The lead-up to the summit was dominated by negotiations over defence spending.
Trump publicly demanded that NATO members commit 5% of their GDP to defence – a dramatic increase from the current benchmark of 2%.
Eventually NATO Secretary General Mark Rutte negotiated a compromise with the US: 3.5% of GDP would go towards traditional defence, while the other 1.5% could count towards "soft security" expenditure such as civilian infrastructure projects.
The US also agreed to a longer timeline: instead of the Europeans having to reach the target within five years (as originally demanded), the final deal extended it to a 10-year period.
Spain became the summit’s biggest holdout.
There were several factors at play here: the geography (not particularly concerned about the Russian threat), the economy, ideology (leftist ideology is generally inclined toward pacifism) and domestic politics (Prime Minister Pedro Sánchez is currently in a particularly precarious position).
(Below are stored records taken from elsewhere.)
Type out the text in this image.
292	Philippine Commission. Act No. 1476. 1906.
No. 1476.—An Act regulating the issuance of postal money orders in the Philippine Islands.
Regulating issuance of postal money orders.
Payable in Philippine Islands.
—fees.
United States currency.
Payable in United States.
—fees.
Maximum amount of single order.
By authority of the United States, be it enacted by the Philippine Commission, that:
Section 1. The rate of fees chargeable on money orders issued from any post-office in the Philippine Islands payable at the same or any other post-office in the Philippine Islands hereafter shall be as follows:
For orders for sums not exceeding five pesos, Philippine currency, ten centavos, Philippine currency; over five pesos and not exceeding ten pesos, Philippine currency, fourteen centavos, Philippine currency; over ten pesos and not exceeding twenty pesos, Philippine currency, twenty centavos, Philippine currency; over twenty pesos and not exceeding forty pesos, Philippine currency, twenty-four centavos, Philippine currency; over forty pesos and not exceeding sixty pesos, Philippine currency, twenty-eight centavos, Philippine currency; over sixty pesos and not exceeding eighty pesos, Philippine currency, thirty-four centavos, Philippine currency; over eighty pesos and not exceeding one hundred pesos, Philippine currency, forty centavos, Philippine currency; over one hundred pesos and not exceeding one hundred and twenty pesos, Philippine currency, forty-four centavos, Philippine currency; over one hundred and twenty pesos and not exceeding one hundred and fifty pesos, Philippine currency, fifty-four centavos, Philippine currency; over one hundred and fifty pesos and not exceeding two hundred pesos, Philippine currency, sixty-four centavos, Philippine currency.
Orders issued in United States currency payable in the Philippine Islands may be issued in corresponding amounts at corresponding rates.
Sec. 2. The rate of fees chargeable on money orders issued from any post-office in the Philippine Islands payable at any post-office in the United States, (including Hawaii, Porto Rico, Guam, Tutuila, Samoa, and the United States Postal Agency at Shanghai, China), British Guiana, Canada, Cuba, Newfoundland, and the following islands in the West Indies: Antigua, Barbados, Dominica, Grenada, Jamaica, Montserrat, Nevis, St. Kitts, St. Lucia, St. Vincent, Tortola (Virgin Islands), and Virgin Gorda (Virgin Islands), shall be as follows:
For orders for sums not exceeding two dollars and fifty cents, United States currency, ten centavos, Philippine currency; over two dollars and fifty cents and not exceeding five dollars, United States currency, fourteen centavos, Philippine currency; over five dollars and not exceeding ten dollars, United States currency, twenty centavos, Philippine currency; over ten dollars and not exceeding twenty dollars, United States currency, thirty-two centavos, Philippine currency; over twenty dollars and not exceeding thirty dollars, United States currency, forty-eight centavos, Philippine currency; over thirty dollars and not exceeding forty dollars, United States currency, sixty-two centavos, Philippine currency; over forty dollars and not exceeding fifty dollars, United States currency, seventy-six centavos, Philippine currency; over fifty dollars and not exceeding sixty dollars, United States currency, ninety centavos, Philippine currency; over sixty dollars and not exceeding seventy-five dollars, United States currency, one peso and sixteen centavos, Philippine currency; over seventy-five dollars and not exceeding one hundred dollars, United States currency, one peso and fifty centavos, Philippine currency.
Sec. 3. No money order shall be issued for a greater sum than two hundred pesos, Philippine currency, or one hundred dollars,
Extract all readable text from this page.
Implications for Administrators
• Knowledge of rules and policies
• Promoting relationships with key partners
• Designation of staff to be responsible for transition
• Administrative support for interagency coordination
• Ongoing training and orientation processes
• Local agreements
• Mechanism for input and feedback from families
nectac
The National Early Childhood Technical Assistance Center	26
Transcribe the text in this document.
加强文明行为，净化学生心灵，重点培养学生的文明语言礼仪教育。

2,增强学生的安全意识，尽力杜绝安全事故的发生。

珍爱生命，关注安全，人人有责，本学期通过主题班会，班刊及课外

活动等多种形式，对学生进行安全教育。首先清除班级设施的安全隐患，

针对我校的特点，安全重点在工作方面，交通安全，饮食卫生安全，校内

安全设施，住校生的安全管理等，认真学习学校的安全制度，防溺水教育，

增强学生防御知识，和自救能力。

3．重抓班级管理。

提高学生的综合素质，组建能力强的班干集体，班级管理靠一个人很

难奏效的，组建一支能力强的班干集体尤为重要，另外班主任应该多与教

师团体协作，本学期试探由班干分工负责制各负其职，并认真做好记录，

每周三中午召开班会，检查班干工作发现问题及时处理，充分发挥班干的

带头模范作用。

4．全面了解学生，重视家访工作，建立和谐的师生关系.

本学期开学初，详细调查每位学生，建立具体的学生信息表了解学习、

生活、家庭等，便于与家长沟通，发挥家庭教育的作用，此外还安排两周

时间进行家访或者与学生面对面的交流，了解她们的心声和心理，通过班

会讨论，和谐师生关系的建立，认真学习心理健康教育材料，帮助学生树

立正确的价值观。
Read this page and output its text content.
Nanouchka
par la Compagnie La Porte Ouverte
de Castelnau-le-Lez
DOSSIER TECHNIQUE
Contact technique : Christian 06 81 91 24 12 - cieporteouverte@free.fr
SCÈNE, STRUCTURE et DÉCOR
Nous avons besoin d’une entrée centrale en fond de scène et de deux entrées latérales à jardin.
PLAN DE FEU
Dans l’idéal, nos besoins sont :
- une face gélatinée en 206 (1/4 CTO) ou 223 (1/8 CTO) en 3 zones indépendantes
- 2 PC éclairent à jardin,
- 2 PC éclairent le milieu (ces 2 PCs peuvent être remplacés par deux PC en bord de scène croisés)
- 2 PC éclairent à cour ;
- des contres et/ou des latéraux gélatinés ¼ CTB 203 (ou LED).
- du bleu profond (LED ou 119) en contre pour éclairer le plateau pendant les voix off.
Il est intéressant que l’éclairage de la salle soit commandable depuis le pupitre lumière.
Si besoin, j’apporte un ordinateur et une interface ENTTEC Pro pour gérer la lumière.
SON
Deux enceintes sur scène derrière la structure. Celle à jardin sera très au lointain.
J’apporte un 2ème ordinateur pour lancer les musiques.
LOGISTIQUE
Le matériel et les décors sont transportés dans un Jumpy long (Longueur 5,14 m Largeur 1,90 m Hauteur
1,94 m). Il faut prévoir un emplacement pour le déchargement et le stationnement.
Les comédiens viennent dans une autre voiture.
Sources say Spain was unofficially urged to agree to Trump’s demand even if it had no real intention of fulfilling it.
The breakthrough only came late on Sunday 22 June, when NATO Secretary General Mark Rutte sent Sánchez a letter guaranteeing Spain "the flexibility."
Sánchez promptly published the letter and framed it as a domestic political victory. Spain then lifted its veto, and the summit could move forward.
But the dispute wasn’t resolved, only shelved.
Already two other countries, Belgium and Slovakia, have publicly questioned why Spain should get special treatment. Their message: "What about us? We deserve flexibility too."
In contrast to the complicated relations between NATO members, it can be stated that for Ukraine, only positive news is expected from the summit in The Hague.
And most importantly, the NATO decision will directly foresee and encourage funding for the Ukrainian Armed Forces. Member states will count this funding towards their "defence spending", and that will help them meet their target commitments.